La vela al terzo, tipica dell’Adriatico, è caratterizzata dalla forma trapezoidale. Il lato più corto, rivolto a prua, è chiamato “colonna” o “da terra”, e quello opposto “ventàme” o “di fuori”. Il lato superiore, “di sopra”, e quello inferiore, “di sotto”, sono inferiti a dei legni chiamati “antenne”.

Questo tipo di vela ben si adatta alle imbarcazioni a fondo piatto, che grazie al grande timone “a calumo” – a scendere – risultano velicamente ben equilibrate e quindi in grado di risalire il vento. La denominazione “al terzo” è abbastanza recente, e si riferisce al punto in cui l’antenna è fissata all’albero: a un terzo circa della sua lunghezza a partire dall’estremità prodiera.

Anticamente l’utilizzo di questo tipo di vela era definito come armo a trabaccolo e solo nel tardo ‘700 si è arrivati all’attuale denominazione. Rappresenta il più naturale passaggio dalle più antiche vele quadrate e latine sino a giungere alla vela assiale, la marconi, espressione moderna della vela, in uso oggi sui moderni yachts.

È noto come nel ‘600 la vela latina fosse largamente diffusa in Adriatico nella marineria minore e come contemporaneamente fosse in uso anche la vela quadra, nella forma alta e stretta presente fino al ‘700. Tali vele venivano spesso variamente impiegate e ne abbiamo svariate rappresentazioni con posizioni diverse dell’antenna o del pennone superiore, in modo da sfruttare meglio il vento.

Si è quindi giunti per fasi successive alla realizzazione della vela al terzo con un lento e graduale passaggio – probabilmente sviluppatosi nella marineria minore tra il XVII ed il XVIII secolo – parallelamente a quanto avvenuto sulle navi maggiori per la vela di mezzana, originariamente latina, divenuta poi randa di tipo assiale, per fasi successive. Le più antiche testimonianze relative all’impiego di questo tipo di vela sono il noto bassorilievo nella facciata della chiesa di S. Maria del Giglio a Venezia (1680) ed gli atti notarili di P. F. Benedettini conservati a Rimini, pressoché contemporanei. La trasformazione molto probabilmente iniziata in alto Adriatico si è poi estesa sino ad arrivare in Dalmazia e lungo la costa marchigiana, diffondendosi poi in Egeo, parzialmente in Puglia e anche nel mar Tirreno.

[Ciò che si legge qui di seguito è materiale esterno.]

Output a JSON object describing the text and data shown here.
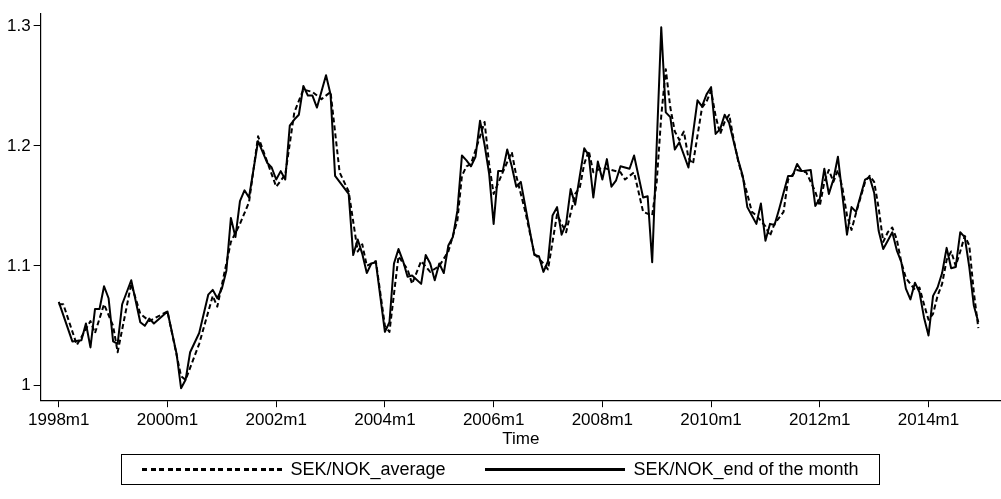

In Grecia tale tipo di vela è denominato a bratzera, dal nome della piccola imbarcazione tradizionale, tipica della sponda orientale dell’Adriatico, che spesso incrociava i trehandiri o i perame provenienti dall’Egeo. I vantaggi che hanno portato ad una rapida diffusione della vela “al terzo” in un ambiente così restio alle novità, si possono sintetizzare in una migliore manovrabilità rispetto a quelle precedenti, nella conseguente diminuzione di uomini necessari alla sua manovra e nella sua ottima compatibilità con gli scafi a fondo piatto o a pescaggio minimo.

Sulle barche da pesca – fino al tramonto della vela – è risultata caratteristica la sua colorazione che era eseguita con la spugna e con colori facilmente reperibili, ricavati dalle terre. Questo trattamento, oltre a preservare il tessuto, consentiva di rendere identificabile da lontano l’imbarcazione e anche di riconoscere di notte le linee dei matafioni; usanza che ha dato il via alla fine del ‘800 ad una vera e propria araldica tra i pescatori.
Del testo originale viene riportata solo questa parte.